President of Ireland calls for 'outrages' against Protestants to be remembered

Irish President Michael D Higgins at the funeral mass of former Bishop Edward Daly at St Eugene's Cathedral in Londonderry, Northern Ireland earlier this monthReuters

The President of Ireland has called on the population to remember the "outrages" perpetrated on Protestants during the long fight for independence, and the "ruthlessness" of many executions performed by the IRA.

In a speech yesterday Michael Higgins recalled the "embittered sectarian violence" and how some Protestants were attacked regardless of their actual attitude towards the struggles underway.

"It is also important to recognise that the cover of the civil war was used by some for the settling of vendettas, some local, some ancient, some based on land hunger and greed," he said.

Higgins was delivering the annual Béal na mBláth tribute to the Irish republican leader Michael Collins in an oration published in full on his website.

He was speaking at the invitation of the Collins family and the commemoration committee.

Michael Collins in Dublin in 1922Wiki/Bibliothèque nationale de France

This year's event was particularly significant because this year is the centenary of the Easter Rising, the pivotal six-day armed rebellion against British rule in 1916. Higgins described the rising as the "foundational event" in Ireland's struggle for independence.

Higgins said: "In this year of 2016 it is important to recognise that while a great deal had been achieved in Ireland before 1916, particularly in relation to land tenure, through the parliamentary process driven by the Irish Parliamentary Party, the independence we have today was achieved through a War of Independence that was conducted across Ireland".

Describing Collins' early adulthood when he left his home in Ireland to work as a junior civil servant in London, Higgins said this was "a London that regarded his people as inferior, his Irish culture as worthless, and his language as an object for replacement by erosion or coercion. It was not as an equal citizen he stood in London."

It was in England that Collins became a member of the Irish Republican Brotherhood and became convinced of the need to capitalise on the weakness of the British Empire and make a strike for freedom as British soldiers were engaged in fighting World War One.

After the Easter Rising, Collins and 1,800 other Irish men were interned in North Wales where he formed his concept of a guerrilla campaign against British rule.

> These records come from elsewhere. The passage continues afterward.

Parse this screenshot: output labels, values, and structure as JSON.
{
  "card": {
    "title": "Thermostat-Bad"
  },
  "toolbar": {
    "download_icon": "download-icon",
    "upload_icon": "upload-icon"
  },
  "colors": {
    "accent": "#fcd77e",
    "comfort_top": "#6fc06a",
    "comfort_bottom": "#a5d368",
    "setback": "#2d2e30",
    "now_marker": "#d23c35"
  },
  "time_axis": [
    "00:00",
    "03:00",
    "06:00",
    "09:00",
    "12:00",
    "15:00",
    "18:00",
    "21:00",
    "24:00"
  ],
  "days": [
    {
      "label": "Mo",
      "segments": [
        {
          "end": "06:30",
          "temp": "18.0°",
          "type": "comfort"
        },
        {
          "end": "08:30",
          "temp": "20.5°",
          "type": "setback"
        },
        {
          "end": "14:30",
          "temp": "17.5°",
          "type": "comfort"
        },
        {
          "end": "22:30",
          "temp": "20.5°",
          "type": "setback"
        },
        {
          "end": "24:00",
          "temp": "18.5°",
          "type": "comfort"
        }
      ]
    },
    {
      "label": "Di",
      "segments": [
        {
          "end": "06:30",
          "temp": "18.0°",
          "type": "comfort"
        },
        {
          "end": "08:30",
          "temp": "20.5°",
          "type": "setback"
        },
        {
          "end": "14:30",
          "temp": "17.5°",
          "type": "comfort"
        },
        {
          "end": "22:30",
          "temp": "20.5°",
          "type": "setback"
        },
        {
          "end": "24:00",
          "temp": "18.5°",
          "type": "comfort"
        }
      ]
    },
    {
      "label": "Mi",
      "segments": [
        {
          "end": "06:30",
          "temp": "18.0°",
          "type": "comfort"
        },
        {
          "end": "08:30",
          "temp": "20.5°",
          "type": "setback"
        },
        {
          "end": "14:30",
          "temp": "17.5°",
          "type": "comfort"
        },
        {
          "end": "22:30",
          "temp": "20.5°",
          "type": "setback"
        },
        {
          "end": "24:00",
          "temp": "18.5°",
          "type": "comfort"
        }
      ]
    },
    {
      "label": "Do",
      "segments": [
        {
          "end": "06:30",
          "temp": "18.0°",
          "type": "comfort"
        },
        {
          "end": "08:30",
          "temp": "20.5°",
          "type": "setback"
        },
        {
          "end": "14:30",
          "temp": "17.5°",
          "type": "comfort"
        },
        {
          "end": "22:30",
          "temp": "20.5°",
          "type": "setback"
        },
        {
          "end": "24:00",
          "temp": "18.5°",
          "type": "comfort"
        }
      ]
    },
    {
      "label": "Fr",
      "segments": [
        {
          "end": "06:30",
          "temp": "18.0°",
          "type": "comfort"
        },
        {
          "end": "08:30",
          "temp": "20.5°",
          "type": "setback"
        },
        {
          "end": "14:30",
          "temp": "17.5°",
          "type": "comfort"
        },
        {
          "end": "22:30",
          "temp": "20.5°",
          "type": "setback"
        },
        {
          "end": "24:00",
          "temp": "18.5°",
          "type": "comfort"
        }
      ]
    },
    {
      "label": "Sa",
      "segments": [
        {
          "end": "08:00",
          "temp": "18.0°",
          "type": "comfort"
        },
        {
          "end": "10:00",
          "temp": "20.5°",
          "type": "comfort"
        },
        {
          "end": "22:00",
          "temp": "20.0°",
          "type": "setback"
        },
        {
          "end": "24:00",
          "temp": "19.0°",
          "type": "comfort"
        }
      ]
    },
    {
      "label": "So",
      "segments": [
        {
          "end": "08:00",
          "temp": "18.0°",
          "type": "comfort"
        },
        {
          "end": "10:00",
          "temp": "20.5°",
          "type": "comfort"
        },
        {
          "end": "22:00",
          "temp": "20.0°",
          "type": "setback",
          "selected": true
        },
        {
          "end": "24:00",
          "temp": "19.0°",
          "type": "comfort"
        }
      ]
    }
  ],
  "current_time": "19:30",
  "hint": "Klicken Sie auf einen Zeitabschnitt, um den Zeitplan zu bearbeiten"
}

Higgins said: "The memory of Michael Collins will forever be enmeshed with that of the tragic and bloody Civil War which raged on this island throughout the years 1922-1923.

"This was a dreadful human tragedy for so many Irish families. And while we should never underestimate the challenge that it was to build the foundations of a stable democratic state in the midst of turmoil and in the shadow of a great power, we must never forget what a terrible price was paid in divided families and divided communities, leaving a legacy that was felt for generations.

"When the time comes, very soon, to commemorate those events of the early 1920s, we will need to display courage and honesty as we seek to speak the truth of the period, and in recognising that, during the War of Independence, and particularly during the Civil War, no single side had the monopoly of either atrocity or virtue.

"We will remember from the earlier War of Independence and the response to it, the devastation spread throughout the land by the Auxiliaries and the Black and Tans. The arbitrary killings, the ruthless raids on civilians' homes, the torturing of prisoners, the looting of shops, the burning down of creameries and farmhouses."